The 5-HT2C receptor has been hypothesized to represent an important modulator in feeding behaviour. Evidence was based on the observation that knock-out mice for the 5-HT2C receptor gene (HTR2C) develop obesity and that many atypical antipsychotics with potent 5-HT2C antagonism may induce weight gain in susceptible individuals. Pharmacogenetic studies focusing mainly on the -759C/T promoter polymorphism (rs3813929) of the X-linked HTR2C gene revealed controversial results.
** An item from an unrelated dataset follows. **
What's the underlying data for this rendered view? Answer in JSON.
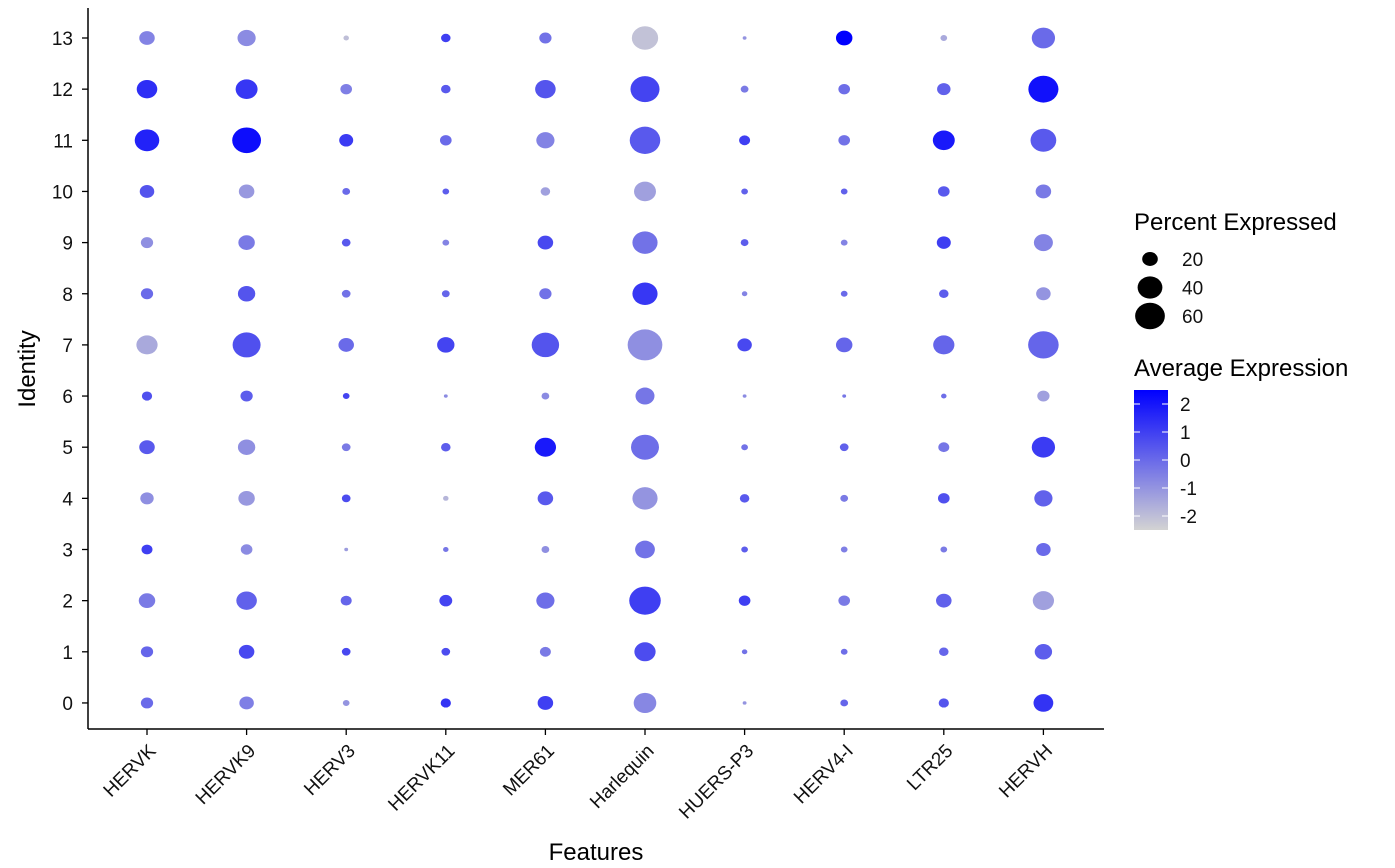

We investigated the association of the HTR2C gene and weight gain using meta-analytical techniques, combining all published data while restricting our analysis to studies investigating the 759C/T. We also investigated whether ancestry (Caucasian vs. Asian) and clinical factors moderated any association. We found evidence for a slight association of -759C/T with weight gain and significance between studies for heterogeneity. Our meta-analysis provides support for the association of HTR2C in weight gain but indicates that firmly establishing the role of pharmacogenetics in clinical psychiatry requires much larger sample sizes that have been hitherto reported.